Окраски поступков привносятся нам со стороны или детьми, или художниками. (Как объяснить, например, что для меня четверг, день недели, и червонный король, карта колоды, окрашены в апрельские цвета неодетой весны?)
Вспомнишь свое состояние, когда мальчик попал под машину. Возились мы по этому делу до вечера, гоняла меня милиция в ту и другую сторону, и я сам водил машину и все делал с большой точностью. И в то же время я был как убитый. В этом состоянии все мои поступки не были окрашены своими чувствами, поступки мои от этого были без всяких красок и в то же время были гораздо более точны, чем обычно.
В таком состоянии у Данте находятся его герои в аду: в полном точном сознании, а главного нет.

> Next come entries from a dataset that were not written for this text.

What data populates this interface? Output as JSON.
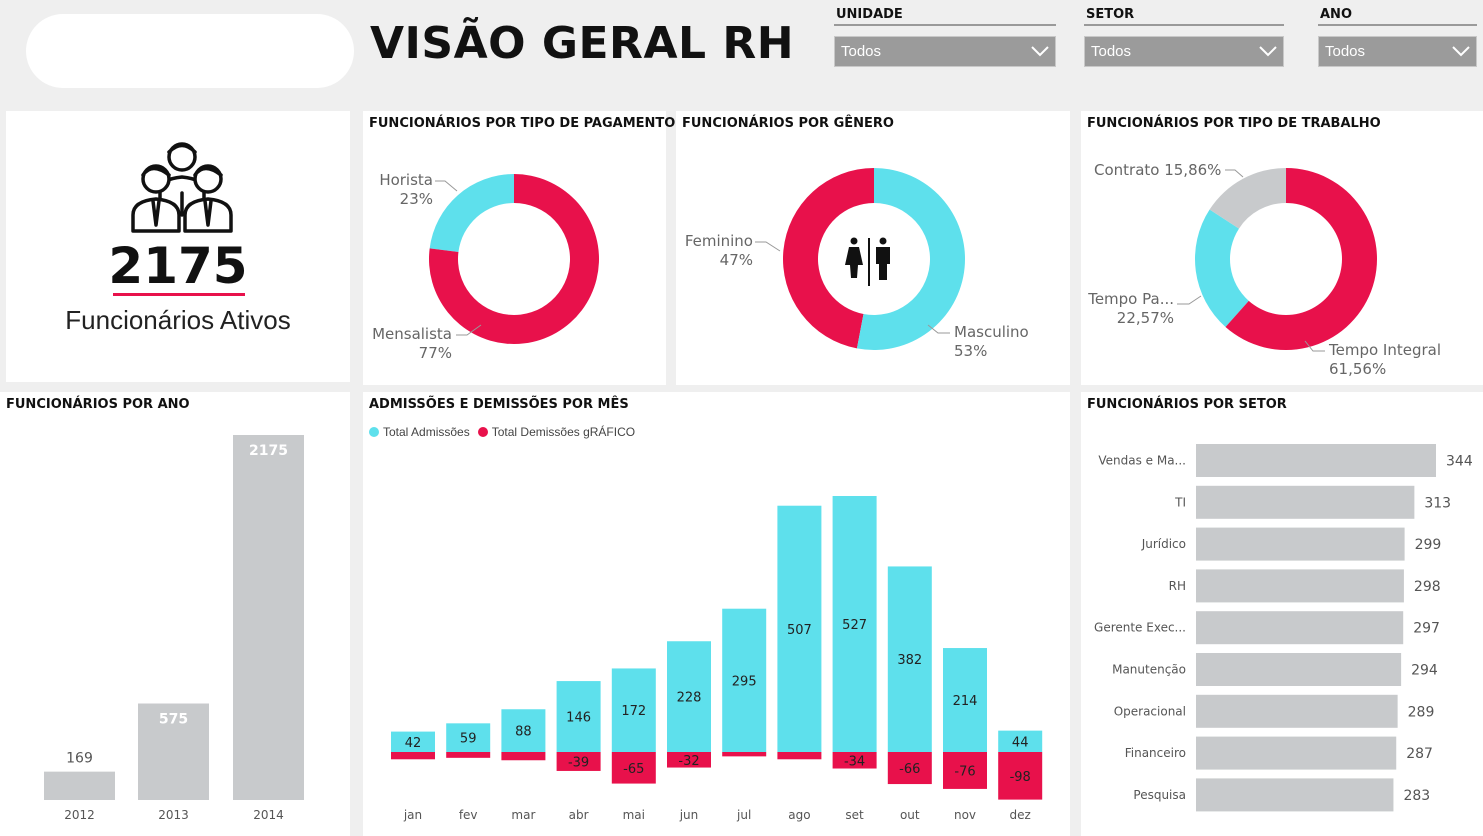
{
  "header": {
    "title": "VISÃO GERAL RH"
  },
  "filters": [
    {
      "label": "UNIDADE",
      "value": "Todos"
    },
    {
      "label": "SETOR",
      "value": "Todos"
    },
    {
      "label": "ANO",
      "value": "Todos"
    }
  ],
  "kpi": {
    "value": "2175",
    "label": "Funcionários Ativos",
    "icon": "people-group-icon"
  },
  "colors": {
    "cyan": "#5ee0ec",
    "red": "#e8114b",
    "gray": "#c8cacc"
  },
  "chart_data": [
    {
      "type": "pie",
      "title": "FUNCIONÁRIOS POR TIPO DE PAGAMENTO",
      "categories": [
        "Horista",
        "Mensalista"
      ],
      "values": [
        23,
        77
      ],
      "labels": [
        "23%",
        "77%"
      ]
    },
    {
      "type": "pie",
      "title": "FUNCIONÁRIOS POR GÊNERO",
      "categories": [
        "Feminino",
        "Masculino"
      ],
      "values": [
        47,
        53
      ],
      "labels": [
        "47%",
        "53%"
      ]
    },
    {
      "type": "pie",
      "title": "FUNCIONÁRIOS POR TIPO DE TRABALHO",
      "categories": [
        "Contrato",
        "Tempo Pa...",
        "Tempo Integral"
      ],
      "values": [
        15.86,
        22.57,
        61.56
      ],
      "labels": [
        "15,86%",
        "22,57%",
        "61,56%"
      ]
    },
    {
      "type": "bar",
      "title": "FUNCIONÁRIOS POR ANO",
      "categories": [
        "2012",
        "2013",
        "2014"
      ],
      "values": [
        169,
        575,
        2175
      ]
    },
    {
      "type": "bar",
      "title": "ADMISSÕES E DEMISSÕES POR MÊS",
      "categories": [
        "jan",
        "fev",
        "mar",
        "abr",
        "mai",
        "jun",
        "jul",
        "ago",
        "set",
        "out",
        "nov",
        "dez"
      ],
      "series": [
        {
          "name": "Total Admissões",
          "values": [
            42,
            59,
            88,
            146,
            172,
            228,
            295,
            507,
            527,
            382,
            214,
            44
          ]
        },
        {
          "name": "Total Demissões gRÁFICO",
          "values": [
            -15,
            -12,
            -17,
            -39,
            -65,
            -32,
            -9,
            -15,
            -34,
            -66,
            -76,
            -98
          ]
        }
      ],
      "shown_labels": [
        "42",
        "59",
        "88",
        "146",
        "172",
        "228",
        "295",
        "507",
        "527",
        "382",
        "214",
        "44",
        "",
        "",
        "",
        "-39",
        "-65",
        "-32",
        "",
        "",
        "-34",
        "-66",
        "-76",
        "-98"
      ]
    },
    {
      "type": "bar",
      "title": "FUNCIONÁRIOS POR SETOR",
      "categories": [
        "Vendas e Ma...",
        "TI",
        "Jurídico",
        "RH",
        "Gerente Exec...",
        "Manutenção",
        "Operacional",
        "Financeiro",
        "Pesquisa"
      ],
      "values": [
        344,
        313,
        299,
        298,
        297,
        294,
        289,
        287,
        283
      ]
    }
  ]
}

Всякий художник, когда делает свою картину, то, конечно, сколько-то мыслит и о себе. Вот эта мнительность о себе при бездарности творит катастрофу в душе художника, когда картина выставляется на суд общества. Такая беда случилась с N. Общество его высмеяло, а он наперекор общественному мнению выпросил себе у начальства для поддержки своего авторитета лауреата, и ему дали это, хотя и третьей степени.

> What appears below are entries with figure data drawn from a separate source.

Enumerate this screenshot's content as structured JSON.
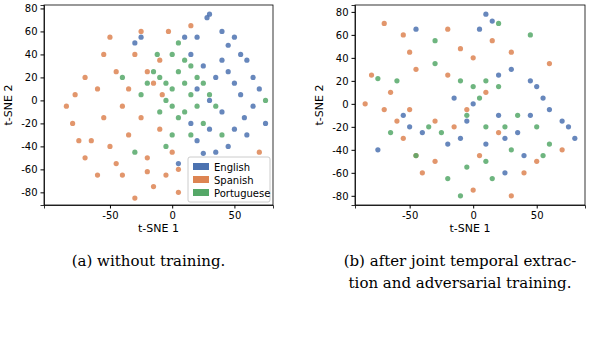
{
  "chart_data": [
    {
      "type": "scatter",
      "caption": [
        "(a) without training."
      ],
      "x_label": "t-SNE 1",
      "y_label": "t-SNE 2",
      "xlim": [
        -103,
        81
      ],
      "ylim": [
        -91,
        83
      ],
      "xticks": [
        -50,
        0,
        50
      ],
      "yticks": [
        -80,
        -60,
        -40,
        -20,
        0,
        20,
        40,
        60,
        80
      ],
      "grid": false,
      "legend": "lower right",
      "series": [
        {
          "name": "English",
          "color": "#4c72b0",
          "x": [
            30,
            28,
            40,
            50,
            45,
            55,
            60,
            65,
            70,
            65,
            58,
            50,
            60,
            45,
            35,
            25,
            40,
            30,
            20,
            35,
            25,
            15,
            10,
            40,
            50,
            30,
            20,
            55,
            75,
            45,
            5,
            15,
            -25,
            -30,
            20
          ],
          "values": [
            75,
            72,
            60,
            55,
            48,
            40,
            35,
            20,
            10,
            -5,
            -15,
            -25,
            -30,
            -40,
            -45,
            -46,
            -10,
            0,
            10,
            20,
            30,
            40,
            55,
            35,
            15,
            -25,
            -35,
            5,
            -20,
            25,
            -55,
            -20,
            55,
            50,
            55
          ]
        },
        {
          "name": "Spanish",
          "color": "#dd8452",
          "x": [
            -85,
            -80,
            -78,
            -70,
            -65,
            -70,
            -55,
            -60,
            -55,
            -45,
            -40,
            -35,
            -45,
            -40,
            -30,
            -25,
            -20,
            -15,
            -5,
            5,
            0,
            -10,
            -15,
            -25,
            -30,
            -20,
            -50,
            -20,
            -35,
            -60,
            -75,
            -10,
            5,
            -3,
            15,
            70,
            -50,
            -8
          ],
          "values": [
            -5,
            -20,
            5,
            20,
            -35,
            -50,
            40,
            10,
            -15,
            -55,
            -65,
            -30,
            25,
            -5,
            40,
            60,
            -50,
            -75,
            -65,
            -80,
            -45,
            35,
            15,
            -15,
            -85,
            -62,
            55,
            25,
            10,
            -65,
            -35,
            -25,
            -60,
            60,
            65,
            -45,
            -40,
            5
          ]
        },
        {
          "name": "Portuguese",
          "color": "#55a868",
          "x": [
            -10,
            -5,
            0,
            5,
            10,
            15,
            -15,
            -20,
            0,
            5,
            10,
            20,
            25,
            10,
            0,
            -5,
            -10,
            15,
            0,
            -5,
            25,
            30,
            35,
            20,
            -12,
            75,
            -30,
            -40,
            5,
            15,
            -25,
            40
          ],
          "values": [
            20,
            15,
            10,
            25,
            15,
            30,
            25,
            15,
            -5,
            -15,
            -10,
            -5,
            15,
            35,
            40,
            0,
            -10,
            -30,
            -30,
            -40,
            -20,
            5,
            -5,
            20,
            40,
            0,
            -45,
            20,
            50,
            5,
            5,
            -30
          ]
        }
      ]
    },
    {
      "type": "scatter",
      "caption": [
        "(b) after joint temporal extrac-",
        "tion and adversarial training."
      ],
      "x_label": "t-SNE 1",
      "y_label": "t-SNE 2",
      "xlim": [
        -93,
        88
      ],
      "ylim": [
        -88,
        86
      ],
      "xticks": [
        -50,
        0,
        50
      ],
      "yticks": [
        -80,
        -60,
        -40,
        -20,
        0,
        20,
        40,
        60,
        80
      ],
      "grid": false,
      "series": [
        {
          "name": "English",
          "color": "#4c72b0",
          "x": [
            10,
            15,
            5,
            -45,
            20,
            30,
            45,
            55,
            60,
            70,
            75,
            45,
            35,
            25,
            10,
            -10,
            -20,
            -40,
            -50,
            0,
            -5,
            20,
            40,
            25,
            -55,
            -75,
            50,
            80,
            -15
          ],
          "values": [
            78,
            72,
            65,
            65,
            25,
            30,
            20,
            5,
            -5,
            -15,
            -20,
            -10,
            -25,
            -30,
            -35,
            -30,
            -35,
            -25,
            -20,
            0,
            -15,
            -10,
            -45,
            -60,
            -10,
            -40,
            15,
            -30,
            5
          ]
        },
        {
          "name": "Spanish",
          "color": "#dd8452",
          "x": [
            -70,
            -55,
            -50,
            -45,
            -20,
            -10,
            0,
            15,
            30,
            -80,
            -65,
            -70,
            -60,
            -55,
            -45,
            -40,
            -30,
            -50,
            -30,
            -15,
            -5,
            10,
            20,
            50,
            30,
            0,
            60,
            -20,
            5,
            40,
            -85,
            70
          ],
          "values": [
            70,
            60,
            45,
            30,
            65,
            48,
            40,
            55,
            45,
            25,
            10,
            -5,
            -15,
            -30,
            -45,
            -60,
            -50,
            -5,
            -15,
            -20,
            -5,
            10,
            -25,
            -50,
            -80,
            -75,
            35,
            25,
            -45,
            -60,
            0,
            -40
          ]
        },
        {
          "name": "Portuguese",
          "color": "#55a868",
          "x": [
            -75,
            -60,
            -30,
            -10,
            0,
            10,
            20,
            5,
            -5,
            10,
            25,
            30,
            35,
            50,
            60,
            -25,
            -35,
            -45,
            -65,
            -20,
            -5,
            10,
            45,
            -30,
            55,
            15,
            -10,
            20
          ],
          "values": [
            22,
            20,
            35,
            20,
            15,
            20,
            15,
            5,
            -10,
            -20,
            -20,
            -40,
            -10,
            -20,
            -35,
            -25,
            -20,
            -45,
            -25,
            -65,
            -55,
            -50,
            60,
            55,
            -45,
            -65,
            -80,
            70
          ]
        }
      ]
    }
  ]
}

Такими маленькими деспотами в искусстве теперь хоть пруд пруди. Я бы их всех сделал чистильщиками обуви на улицах. Вот бы тут они распоряжались нашими ногами, и нам от этого была бы только польза, и им вечное удовольствие, потому что нет больших деспотов, как чистильщики обуви.
Вот эта мысль о борьбе художника с самомнением как борьбе, образующей поведение художника, открывающей тайны его природы, и есть одна из самых существенных в моей работе «искусство как поведение».
На обрывке газеты прочитал крупными буквами напечатанное заглавие юбилейной статьи о Горьком: «Жрец морали». Какое безвкусие и какой удар по костям покойника! А между тем всех известных людей приглашают радоваться благодарности потомства.
Эта редакторша похожа на сохранившуюся какую-то модель станка Гутенберга. Она мыслит образами напечатанных книг.